Она прижималась и в страхе глядела ему в глаза круглыми расширенными глазами.
— Успокойся, — говорил Петровский, сжимая ее руки. — Ты не имеешь теперь права подвергать себя таким волнениям. Это преступление с твоей стороны. Слышишь? Я запрещаю тебе!
— Ты запрещаешь? Милый, милый!
Она тряслась.
— Я буду слушаться тебя. Я не хочу думать ничего дурного. Ведь правда, Васючок, что я теперь не имею права? Я теперь должна думать только о здоровье того, кто сейчас во мне. Да? Ты мне так велишь?

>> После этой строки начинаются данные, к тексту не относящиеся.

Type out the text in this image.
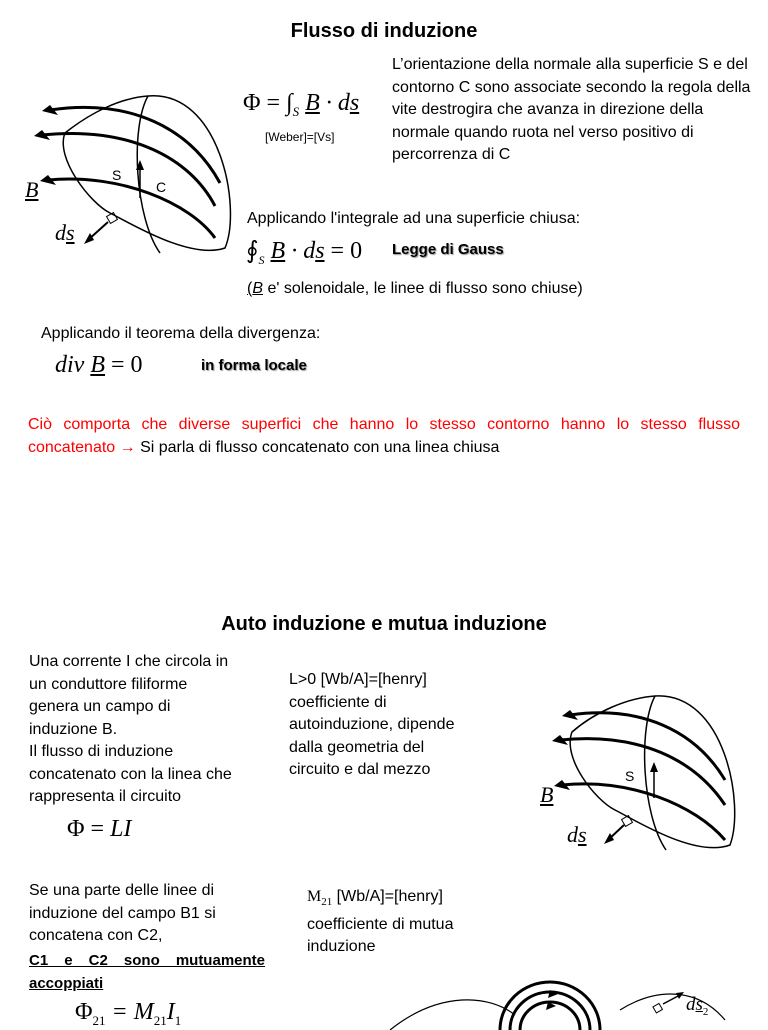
Flusso di induzione
B
S
C
ds
$\Phi = \int_S$ B · ds
[Weber]=[Vs]
L’orientazione della normale alla superficie S e del contorno C sono associate secondo la regola della vite destrogira che avanza in direzione della normale quando ruota nel verso positivo di percorrenza di C
Applicando l'integrale ad una superficie chiusa:
$∮_S$ B · ds = 0 Legge di Gauss
(B e' solenoidale, le linee di flusso sono chiuse)
Applicando il teorema della divergenza:
div B = 0	in forma locale
Ciò comporta che diverse superfici che hanno lo stesso contorno hanno lo stesso flusso concatenato → Si parla di flusso concatenato con una linea chiusa
Auto induzione e mutua induzione
Una corrente I che circola in
un conduttore filiforme
genera un campo di
induzione B.
Il flusso di induzione
concatenato con la linea che
rappresenta il circuito
Φ = LI
L>0 [Wb/A]=[henry]
coefficiente di
autoinduzione, dipende
dalla geometria del
circuito e dal mezzo
B
S
ds
Se una parte delle linee di
induzione del campo B1 si
concatena con C2,
C1 e C2 sono mutuamente
accoppiati
$M_{21}$ [Wb/A]=[henry]
coefficiente di mutua
induzione
$\Phi_{21} = M_{21}I_1$
$ds_2$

Она болезненно-блаженно улыбнулась.
— Как хорошо! Я поняла.
Она смотрела ему в глаза, не отрываясь.
— Я поняла. Слышишь?
Плечи ее перестали вздрагивать.
— Да, да, вот так… Надо вот так… сюда, — говорила она, соображая, упорно сосредоточив взгляд на чем-то непонятном ему внутреннем.